The girls accompanied Mickey, showed him the exact spot at which the canoes upset, and on the following day, Mickey and one of the other men rowed out with a pole to investigate. There, indeed, he found part of an old tree that had doubtless drifted down with the early spring floods and had become lodged in the mud, and perhaps other driftwood at the bottom of the stream. The branch that was sticking up nearly to the surface was not very large, but sufficient to catch a paddle or oar. Some of the girls were watching, as Mickey dislodged the obstruction and it came to the surface, floating down and guided shoreward by the pole.

“There! I knew something caught my paddle the other day,” said one of the girls who had had a similar upset in a single canoe. “You all laughed so when I said that it had, that I did not dare speak of it again, but I was sure something caught my paddle. It was just those sprangling twigs.”

Everything was quite safe for democracy, then, on the day of the great event, the race between the juniors and seniors. The winning crew were to give a consolation party to the defeated, and the girls had amicably decided on the menu and ordered the feast together, through a committee from each class, including the captains of the crews. Pauline said that it might just as well be charged to the seniors, but Isabel, who was at the telephone, ordering something from Greycliff Village, soberly said, “Charge it, please, to the junior class, Isabel Hunt ordering. A check will be sent as soon as possible, the next day, in fact.”

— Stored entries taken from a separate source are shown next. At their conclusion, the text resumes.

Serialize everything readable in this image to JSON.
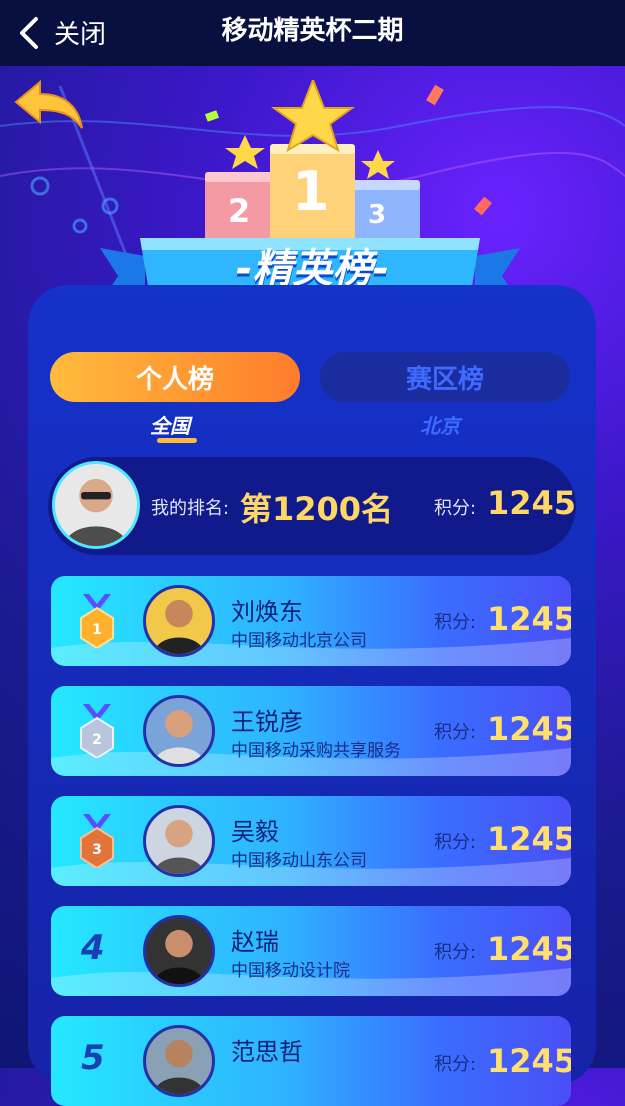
{
  "header": {
    "back_label": "关闭",
    "title": "移动精英杯二期"
  },
  "podium": {
    "first": "1",
    "second": "2",
    "third": "3"
  },
  "banner": {
    "text": "-精英榜-"
  },
  "tabs": [
    {
      "label": "个人榜",
      "active": true
    },
    {
      "label": "赛区榜",
      "active": false
    }
  ],
  "subtabs": [
    {
      "label": "全国",
      "active": true
    },
    {
      "label": "北京",
      "active": false
    }
  ],
  "my": {
    "label": "我的排名:",
    "rank": "第1200名",
    "score_label": "积分:",
    "score": "1245"
  },
  "rows": [
    {
      "rank": "1",
      "name": "刘焕东",
      "org": "中国移动北京公司",
      "score_label": "积分:",
      "score": "1245",
      "medal": "gold-medal-icon"
    },
    {
      "rank": "2",
      "name": "王锐彦",
      "org": "中国移动采购共享服务",
      "score_label": "积分:",
      "score": "1245",
      "medal": "silver-medal-icon"
    },
    {
      "rank": "3",
      "name": "吴毅",
      "org": "中国移动山东公司",
      "score_label": "积分:",
      "score": "1245",
      "medal": "bronze-medal-icon"
    },
    {
      "rank": "4",
      "name": "赵瑞",
      "org": "中国移动设计院",
      "score_label": "积分:",
      "score": "1245"
    },
    {
      "rank": "5",
      "name": "范思哲",
      "org": "",
      "score_label": "积分:",
      "score": "1245"
    }
  ],
  "colors": {
    "accent": "#ffbc3c",
    "score": "#ffdf6e",
    "panel": "#1532c9"
  }
}
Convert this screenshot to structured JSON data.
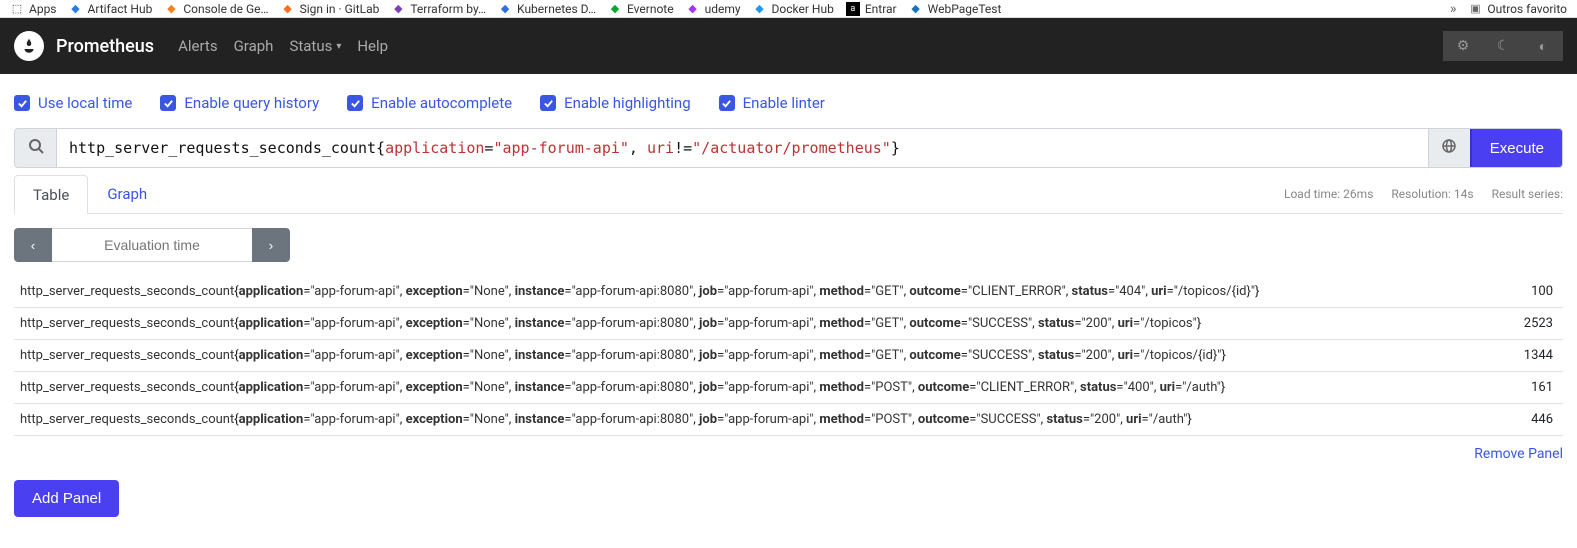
{
  "bookmarks": {
    "items": [
      {
        "label": "Apps"
      },
      {
        "label": "Artifact Hub"
      },
      {
        "label": "Console de Ge…"
      },
      {
        "label": "Sign in · GitLab"
      },
      {
        "label": "Terraform by…"
      },
      {
        "label": "Kubernetes D…"
      },
      {
        "label": "Evernote"
      },
      {
        "label": "udemy"
      },
      {
        "label": "Docker Hub"
      },
      {
        "label": "Entrar"
      },
      {
        "label": "WebPageTest"
      }
    ],
    "other": "Outros favorito"
  },
  "nav": {
    "brand": "Prometheus",
    "links": [
      "Alerts",
      "Graph",
      "Status",
      "Help"
    ]
  },
  "options": [
    {
      "label": "Use local time",
      "checked": true
    },
    {
      "label": "Enable query history",
      "checked": true
    },
    {
      "label": "Enable autocomplete",
      "checked": true
    },
    {
      "label": "Enable highlighting",
      "checked": true
    },
    {
      "label": "Enable linter",
      "checked": true
    }
  ],
  "query": {
    "metric": "http_server_requests_seconds_count",
    "label1_key": "application",
    "label1_op": "=",
    "label1_val": "\"app-forum-api\"",
    "sep": ", ",
    "label2_key": "uri",
    "label2_op": "!=",
    "label2_val": "\"/actuator/prometheus\"",
    "open": "{",
    "close": "}"
  },
  "execute_label": "Execute",
  "tabs": {
    "table": "Table",
    "graph": "Graph"
  },
  "stats": {
    "load": "Load time: 26ms",
    "res": "Resolution: 14s",
    "series": "Result series:"
  },
  "eval_placeholder": "Evaluation time",
  "results": [
    {
      "metric": "http_server_requests_seconds_count",
      "labels": {
        "application": "app-forum-api",
        "exception": "None",
        "instance": "app-forum-api:8080",
        "job": "app-forum-api",
        "method": "GET",
        "outcome": "CLIENT_ERROR",
        "status": "404",
        "uri": "/topicos/{id}"
      },
      "value": "100"
    },
    {
      "metric": "http_server_requests_seconds_count",
      "labels": {
        "application": "app-forum-api",
        "exception": "None",
        "instance": "app-forum-api:8080",
        "job": "app-forum-api",
        "method": "GET",
        "outcome": "SUCCESS",
        "status": "200",
        "uri": "/topicos"
      },
      "value": "2523"
    },
    {
      "metric": "http_server_requests_seconds_count",
      "labels": {
        "application": "app-forum-api",
        "exception": "None",
        "instance": "app-forum-api:8080",
        "job": "app-forum-api",
        "method": "GET",
        "outcome": "SUCCESS",
        "status": "200",
        "uri": "/topicos/{id}"
      },
      "value": "1344"
    },
    {
      "metric": "http_server_requests_seconds_count",
      "labels": {
        "application": "app-forum-api",
        "exception": "None",
        "instance": "app-forum-api:8080",
        "job": "app-forum-api",
        "method": "POST",
        "outcome": "CLIENT_ERROR",
        "status": "400",
        "uri": "/auth"
      },
      "value": "161"
    },
    {
      "metric": "http_server_requests_seconds_count",
      "labels": {
        "application": "app-forum-api",
        "exception": "None",
        "instance": "app-forum-api:8080",
        "job": "app-forum-api",
        "method": "POST",
        "outcome": "SUCCESS",
        "status": "200",
        "uri": "/auth"
      },
      "value": "446"
    }
  ],
  "remove_label": "Remove Panel",
  "add_label": "Add Panel"
}
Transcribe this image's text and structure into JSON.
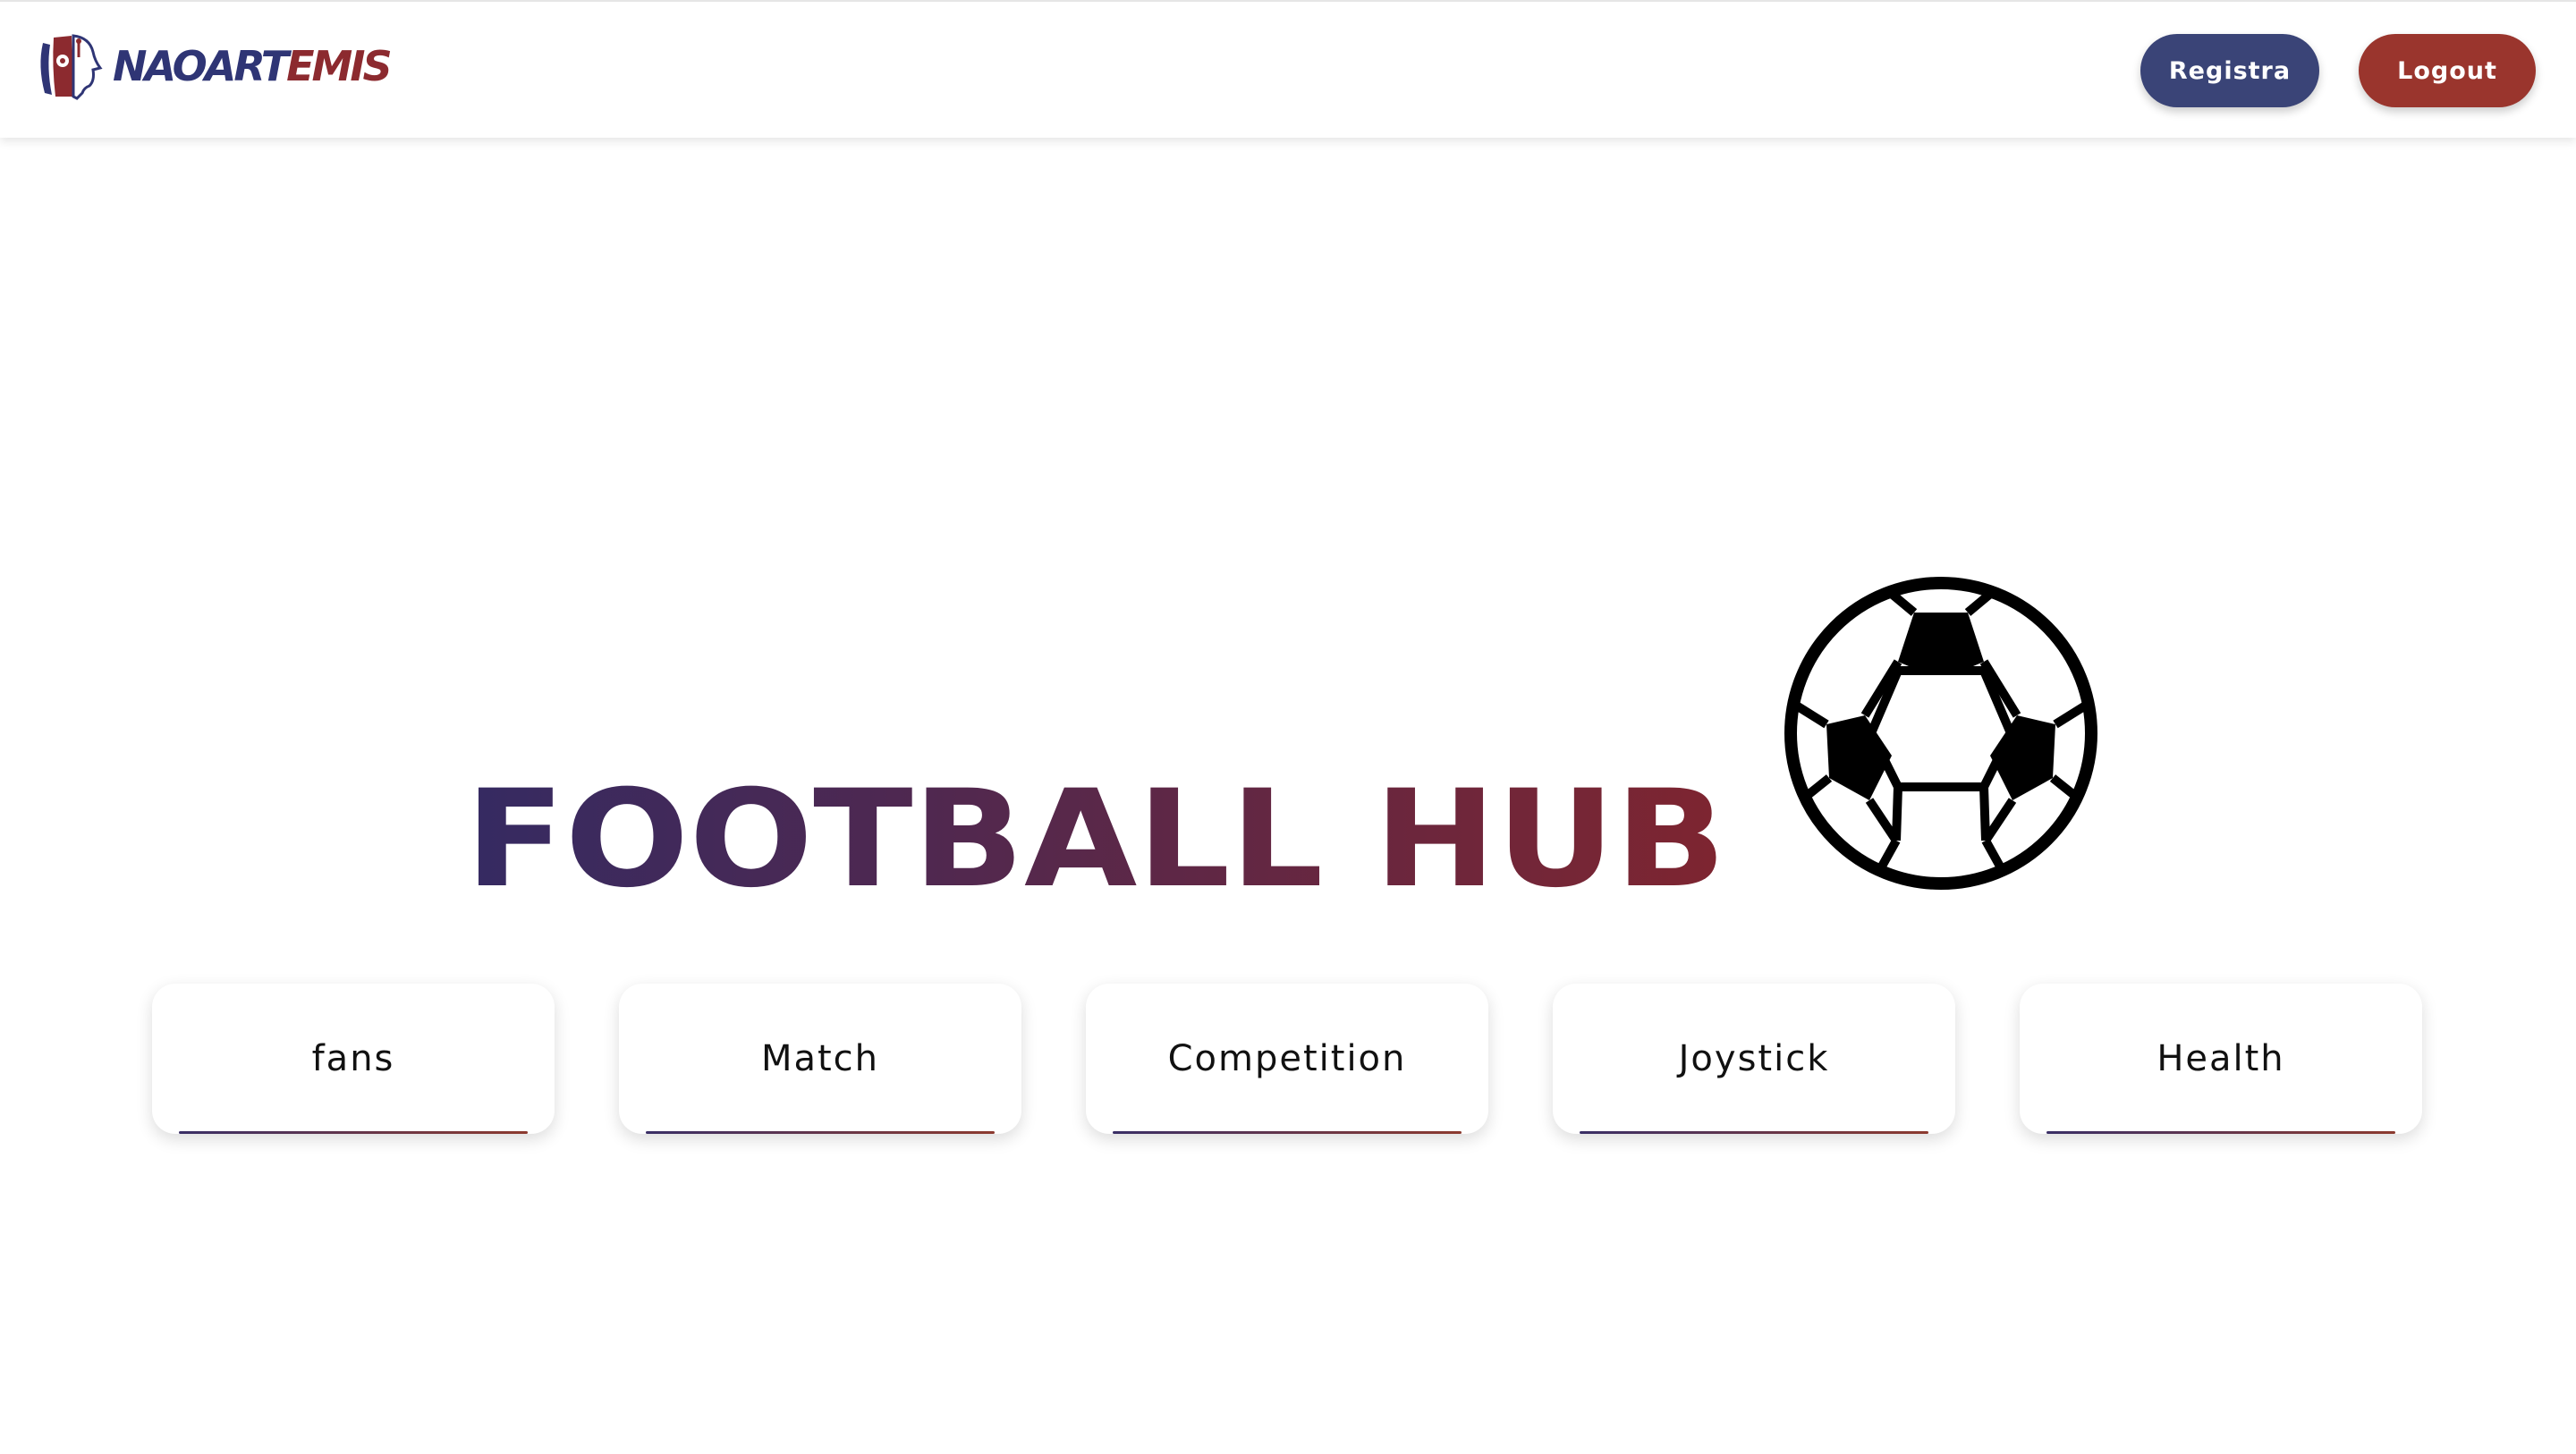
{
  "header": {
    "logo": {
      "text_a": "NAOART",
      "text_b": "EMIS",
      "icon": "robot-head-icon",
      "color_a": "#2f3575",
      "color_b": "#8c2a2f"
    },
    "register_label": "Registra",
    "logout_label": "Logout",
    "register_color": "#3a4477",
    "logout_color": "#9a352d"
  },
  "hero": {
    "title": "FOOTBALL HUB",
    "icon": "soccer-ball-icon",
    "gradient_start": "#352a62",
    "gradient_end": "#7e2530"
  },
  "cards": [
    {
      "label": "fans"
    },
    {
      "label": "Match"
    },
    {
      "label": "Competition"
    },
    {
      "label": "Joystick"
    },
    {
      "label": "Health"
    }
  ]
}
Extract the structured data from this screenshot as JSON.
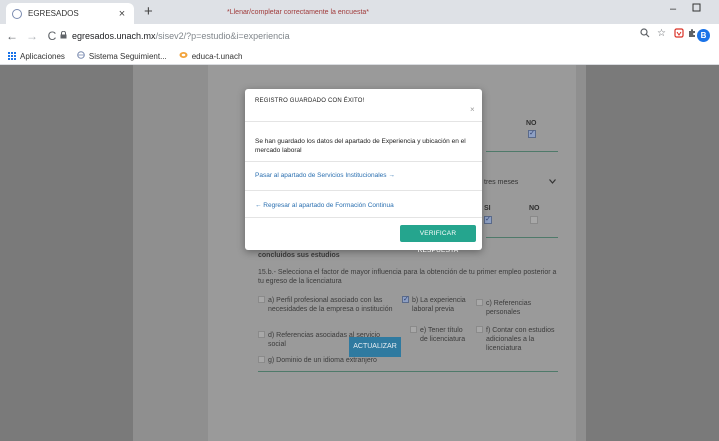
{
  "browser": {
    "tab_title": "EGRESADOS",
    "tab_close": "×",
    "new_tab": "+",
    "window_controls": {
      "minimize": "–",
      "maximize": "▫",
      "close": ""
    },
    "nav": {
      "back": "←",
      "forward": "→",
      "reload": "C"
    },
    "url_host": "egresados.unach.mx",
    "url_path": "/sisev2/?p=estudio&i=experiencia",
    "bookmarks": [
      {
        "label": "Aplicaciones",
        "icon": "apps-grid-icon"
      },
      {
        "label": "Sistema Seguimient...",
        "icon": "globe-icon"
      },
      {
        "label": "educa-t.unach",
        "icon": "educa-icon"
      }
    ],
    "profile_initial": "B",
    "toolbar_icons": [
      "zoom-icon",
      "star-icon",
      "shield-extension-icon",
      "puzzle-extension-icon"
    ]
  },
  "page": {
    "required_note": "*Llenar/completar correctamente la encuesta*",
    "no_label": "NO",
    "si_label": "SI",
    "no_label_2": "NO",
    "select_value": "tres meses",
    "partial_label": "concluidos sus estudios",
    "question": "15.b.- Selecciona el factor de mayor influencia para la obtención de tu primer empleo posterior a tu egreso de la licenciatura",
    "options": [
      {
        "label": "a) Perfil profesional asociado con las necesidades de la empresa o institución",
        "checked": false
      },
      {
        "label": "b) La experiencia laboral previa",
        "checked": true
      },
      {
        "label": "c) Referencias personales",
        "checked": false
      },
      {
        "label": "d) Referencias asociadas al servicio social",
        "checked": false
      },
      {
        "label": "e) Tener título de licenciatura",
        "checked": false
      },
      {
        "label": "f) Contar con estudios adicionales a la licenciatura",
        "checked": false
      },
      {
        "label": "g) Dominio de un idioma extranjero",
        "checked": false
      }
    ],
    "update_button": "ACTUALIZAR"
  },
  "modal": {
    "title": "REGISTRO GUARDADO CON ÉXITO!",
    "close": "×",
    "body": "Se han guardado los datos del apartado de Experiencia y ubicación en el mercado laboral",
    "next_link": "Pasar al apartado de Servicios Institucionales →",
    "back_link": "← Regresar al apartado de Formación Continua",
    "verify_button": "VERIFICAR RESPUESTA"
  },
  "colors": {
    "modal_button": "#25a58e",
    "link": "#2a6fb0",
    "overlay_side": "#7a7a7a",
    "profile": "#1a73e8"
  }
}
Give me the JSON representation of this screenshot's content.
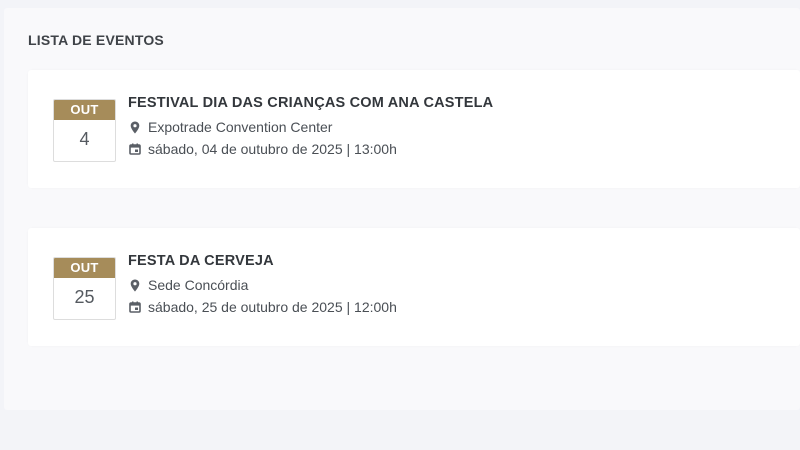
{
  "list": {
    "title": "LISTA DE EVENTOS",
    "events": [
      {
        "month": "OUT",
        "day": "4",
        "title": "FESTIVAL DIA DAS CRIANÇAS COM ANA CASTELA",
        "location": "Expotrade Convention Center",
        "datetime": "sábado, 04 de outubro de 2025 | 13:00h"
      },
      {
        "month": "OUT",
        "day": "25",
        "title": "FESTA DA CERVEJA",
        "location": "Sede Concórdia",
        "datetime": "sábado, 25 de outubro de 2025 | 12:00h"
      }
    ]
  },
  "icons": {
    "location": "map-marker-icon",
    "date": "calendar-icon"
  },
  "colors": {
    "accent": "#a68c5a",
    "text": "#33373c",
    "background": "#f3f4f8"
  }
}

Pauline laughed and said, “Well, if you do win, you will have to pay the price.”

“That’s the point of this fine old jamboree, to make the defeated feel good. I’m prepared to be jolly whoever wins, but of course we are going to win!”

“It is usual for the defeated to treat the other side.”

“Yes, adding insult to injury. We shall welcome the opportunity to entertain you!”

“How generous. Don’t you hope it will be fine weather?”

“We’ll have to put it off if it isn’t.”

But the day of the race was ideal. Never crews wore prettier bathing suits, ready for any experience like that of the junior and senior academy crews. Each canoe floated a little streamer of class colors and the crews were in the best of spirits. The Greycliff side of the river bank was lined with girls, spectators of this contest, so long prepared for, so soon over. Cathalina, Helen, Betty and Juliet selected a high point from which they declared they could see nearly the whole course, at least the finish.

“Which do you think has the better chance, Juliet?” asked Helen.

“Oh, ours, of course,” replied Juliet. “Our girls are so much more experienced. They have not had as much practice as I had hoped they might. Several times, when Pauline thought she had them all together, one or the other would have arranged to practice something or have some appointment with a teacher. But they do row beautifully together. It seemed almost perfect the last time I watched them.”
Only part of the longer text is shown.